Sebastian of Portugal - Later Life

Later Life

After attaining his majority in 1568, Sebastian dreamed of a great crusade against the kingdom of Morocco, where over the preceding generation several Portuguese way stations on the route to India had been lost.

A Moroccan succession struggle gave him the opportunity, when Abu Abdallah Mohammed II Saadi lost his throne in 1576 and fled to Portugal, where he asked for King Sebastian's help in defeating his Turkish-backed uncle and rival, Abu Marwan Abd al-Malik I Saadi.

Sebastian met during the Christmastide of 1577 with his uncle, Philip II of Spain, at Guadalupe in Spain. Philip refused to be party to the crusade as he was negotiating a truce with the Turks, though he promised a contingent of Spanish volunteers.

Despite having no son and heir, King Sebastian in 1578 embarked on his crusade.

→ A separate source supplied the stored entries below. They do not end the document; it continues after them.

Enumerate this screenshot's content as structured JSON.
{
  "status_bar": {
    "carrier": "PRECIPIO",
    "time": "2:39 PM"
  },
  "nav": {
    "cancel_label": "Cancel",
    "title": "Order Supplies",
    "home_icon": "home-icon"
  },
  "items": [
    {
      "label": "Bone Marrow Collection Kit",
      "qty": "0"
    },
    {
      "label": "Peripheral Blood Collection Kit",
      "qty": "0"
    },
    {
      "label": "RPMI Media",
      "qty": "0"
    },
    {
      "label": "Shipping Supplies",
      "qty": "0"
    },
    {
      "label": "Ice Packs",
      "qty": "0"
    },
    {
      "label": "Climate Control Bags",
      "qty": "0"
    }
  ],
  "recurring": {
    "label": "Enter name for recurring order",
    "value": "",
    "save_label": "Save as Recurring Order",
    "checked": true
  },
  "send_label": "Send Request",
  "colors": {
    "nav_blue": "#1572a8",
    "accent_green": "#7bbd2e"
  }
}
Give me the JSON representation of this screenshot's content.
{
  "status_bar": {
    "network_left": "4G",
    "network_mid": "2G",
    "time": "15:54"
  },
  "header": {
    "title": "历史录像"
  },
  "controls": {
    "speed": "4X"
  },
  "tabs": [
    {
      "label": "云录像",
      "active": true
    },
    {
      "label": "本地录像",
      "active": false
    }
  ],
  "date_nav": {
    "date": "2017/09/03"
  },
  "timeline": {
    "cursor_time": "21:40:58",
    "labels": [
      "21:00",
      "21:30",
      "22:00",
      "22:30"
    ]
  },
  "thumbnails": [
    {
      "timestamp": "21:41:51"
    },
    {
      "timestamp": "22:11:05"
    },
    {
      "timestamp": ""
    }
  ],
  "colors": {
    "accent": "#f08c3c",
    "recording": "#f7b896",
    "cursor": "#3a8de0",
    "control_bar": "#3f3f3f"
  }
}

The Portuguese army of 17,000 men, including a significant number of foreign mercenaries (hired from the Holy Roman Empire, the Netherlands, Spain, and the Italian States), and almost all of the country's nobility, sailed at the beginning of June from Lisbon, visited Cadiz, where they expected to find the Spanish volunteers, who failed to appear, then crossed into Morocco.